I’ve heard nothing on the Forest Service radio about a large fire, so I don’t know what’s going on. There’s another large plume to the north of the first one. Could there possibly be two fires, and not a peep out of the radio? I convince myself that they are actually thunderstorms.
Anyway, I’m eager to get on with my evening. Before cooking my supper of tortellini with garden vegetables and pesto (the latter dehydrated at home), there’s time to swim in one of the tarns. My feet squelch through the ooze on the bottom then I let myself float forward and paddle around. The water isn’t deep and I don’t need much swimming to feel like a complete hedonist.
DAY FOUR: July 29, 2013
Topic of the Day: Leaving the Subalpine
As soon as I crawl out of the tent, the smell of smoke hits my nostrils. It’s drift smoke from some distant fire. The air is hazy as the sun rises. I feel unsettled–the smell of smoke always does this to me. Summer has just entered a new phase: fire season.
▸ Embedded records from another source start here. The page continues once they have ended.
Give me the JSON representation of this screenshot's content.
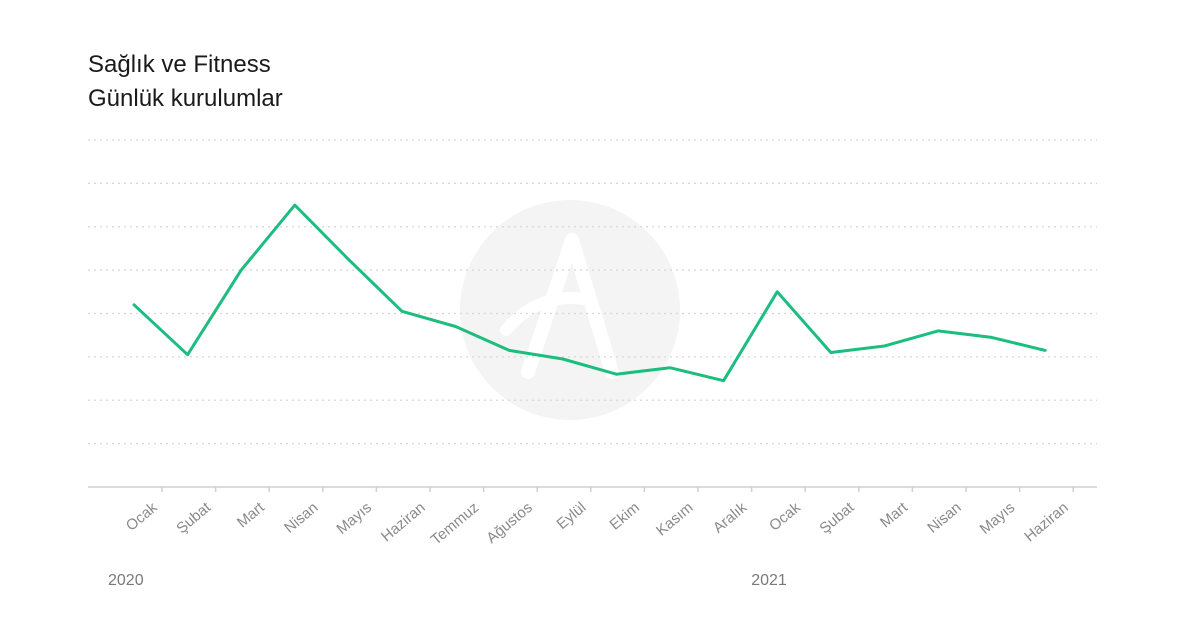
{
  "chart_data": {
    "type": "line",
    "title": "Sağlık ve Fitness",
    "subtitle": "Günlük kurulumlar",
    "categories": [
      "Ocak",
      "Şubat",
      "Mart",
      "Nisan",
      "Mayıs",
      "Haziran",
      "Temmuz",
      "Ağustos",
      "Eylül",
      "Ekim",
      "Kasım",
      "Aralık",
      "Ocak",
      "Şubat",
      "Mart",
      "Nisan",
      "Mayıs",
      "Haziran"
    ],
    "year_labels": [
      {
        "label": "2020",
        "index": 0
      },
      {
        "label": "2021",
        "index": 12
      }
    ],
    "series": [
      {
        "color": "#1dbd7f",
        "values": [
          4.2,
          3.05,
          5.0,
          6.5,
          5.25,
          4.05,
          3.7,
          3.15,
          2.95,
          2.6,
          2.75,
          2.45,
          4.5,
          3.1,
          3.25,
          3.6,
          3.45,
          3.15
        ]
      }
    ],
    "ylim": [
      0,
      8
    ],
    "y_gridlines": [
      1,
      2,
      3,
      4,
      5,
      6,
      7,
      8
    ],
    "grid": true,
    "legend": "none",
    "xlabel": "",
    "ylabel": ""
  },
  "colors": {
    "line": "#1dbd7f",
    "grid": "#d6d6d6",
    "axis": "#cfcfcf",
    "watermark": "#f4f4f4"
  }
}
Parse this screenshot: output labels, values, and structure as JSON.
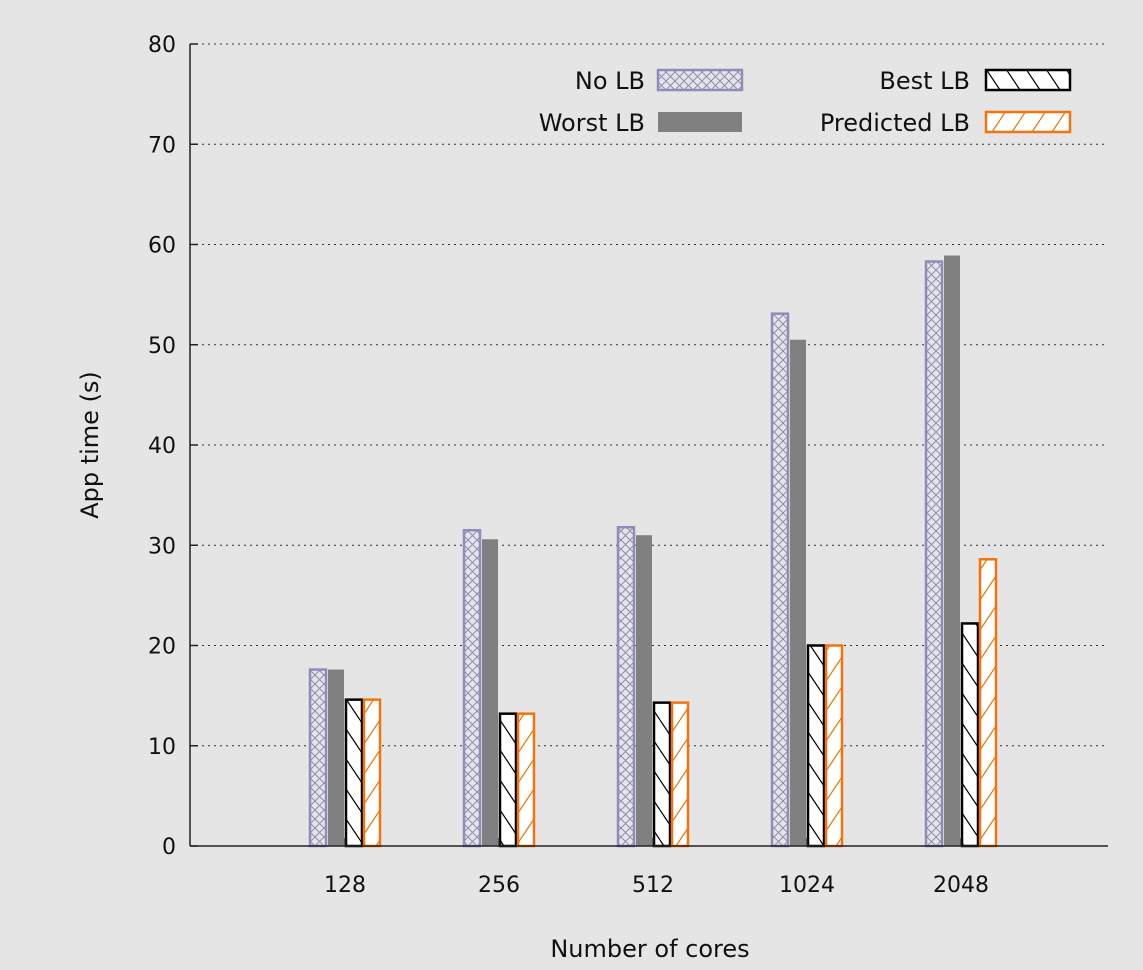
{
  "chart_data": {
    "type": "bar",
    "title": "",
    "xlabel": "Number of cores",
    "ylabel": "App time (s)",
    "ylim": [
      0,
      80
    ],
    "yticks": [
      0,
      10,
      20,
      30,
      40,
      50,
      60,
      70,
      80
    ],
    "grid": "horizontal dotted",
    "legend_position": "top-right",
    "categories": [
      "128",
      "256",
      "512",
      "1024",
      "2048"
    ],
    "series": [
      {
        "name": "No LB",
        "values": [
          17.6,
          31.5,
          31.8,
          53.1,
          58.3
        ],
        "color": "#8e8cb8",
        "pattern": "crosshatch"
      },
      {
        "name": "Worst LB",
        "values": [
          17.6,
          30.6,
          31.0,
          50.5,
          58.9
        ],
        "color": "#808080",
        "pattern": "solid"
      },
      {
        "name": "Best LB",
        "values": [
          14.6,
          13.2,
          14.3,
          20.0,
          22.2
        ],
        "color": "#000000",
        "pattern": "backslash"
      },
      {
        "name": "Predicted LB",
        "values": [
          14.6,
          13.2,
          14.3,
          20.0,
          28.6
        ],
        "color": "#f5730a",
        "pattern": "slash"
      }
    ]
  }
}
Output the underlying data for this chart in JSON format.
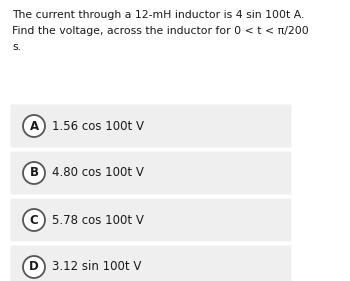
{
  "question_line1": "The current through a 12-mH inductor is 4 sin 100t A.",
  "question_line2": "Find the voltage, across the inductor for 0 < t < π/200",
  "question_line3": "s.",
  "options": [
    {
      "label": "A",
      "text": "1.56 cos 100t V"
    },
    {
      "label": "B",
      "text": "4.80 cos 100t V"
    },
    {
      "label": "C",
      "text": "5.78 cos 100t V"
    },
    {
      "label": "D",
      "text": "3.12 sin 100t V"
    }
  ],
  "bg_color": "#ffffff",
  "option_bg_color": "#efefef",
  "text_color": "#1a1a1a",
  "circle_edge_color": "#555555",
  "question_fontsize": 7.8,
  "option_fontsize": 8.5,
  "label_fontsize": 8.5
}
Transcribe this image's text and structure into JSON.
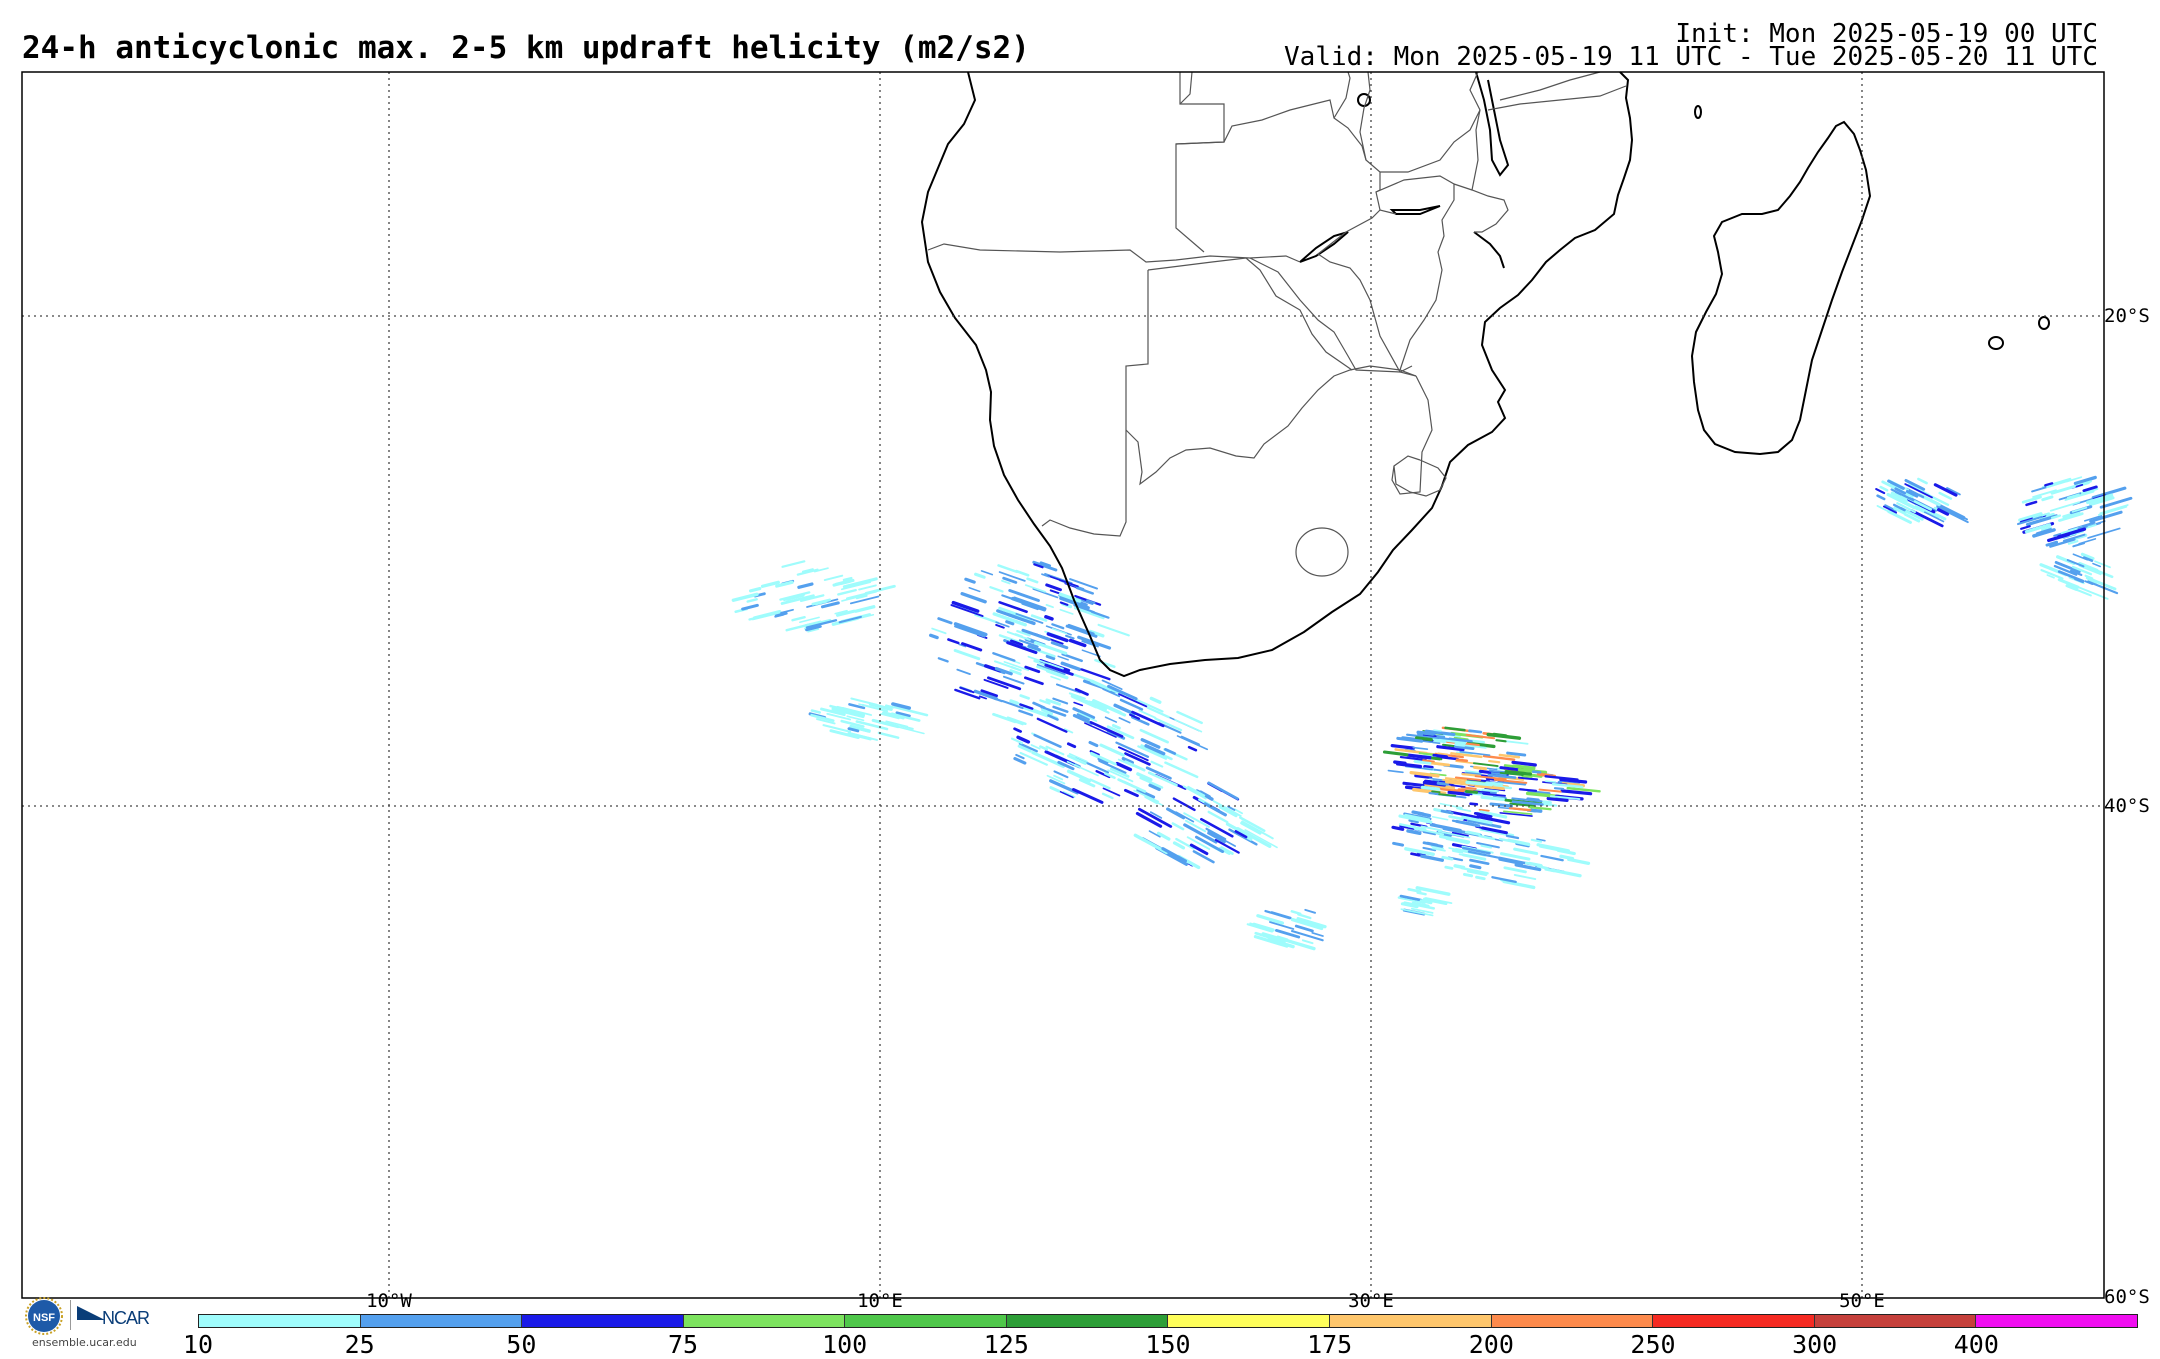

After eating breakfast on the rim of the ridge, I pack up camp and descend. One last look around at the meadows and trees…a familiar grumpy moment about always being on the move. One of these days, I promise myself, I’ll stay here and just loaf around in camp till noon. I’ll lie on my belly with my eyes three inches from the ground so I can look straight at the red heather flowers with a pencil in my hand and a sketchbook. I will listen to the Clark’s nutcrackers going about their business with grating calls and watch them fly from snag to snag. I will gaze across the glacial valley and study the map, naming all the peaks. I’ll have another cup of coffee and drink it slowly. I will do all of this when the mosquitoes have died off because now I am itching and scratching and I have to hike so I can get back to the ranger station and make my reports.
Which is what I do. I haul a few more rocks with the WTA crew and discuss the priorities for the rest of their week. I like those people. Their efforts make the trail better.
I am down in less than two hours. Drop my pack at the bridge across the Cle Elum River, and filter another quart for the ride back. I rinse my dirty arms in the cold river, and dunk the top of my head. Transition time…
I did see a pyrocumulus. It’s the Colockum Tarps Fire, along the Columbia River breaks east of here. It’s big.
Thunderstorms are forecast for this week. We’ll see what happens.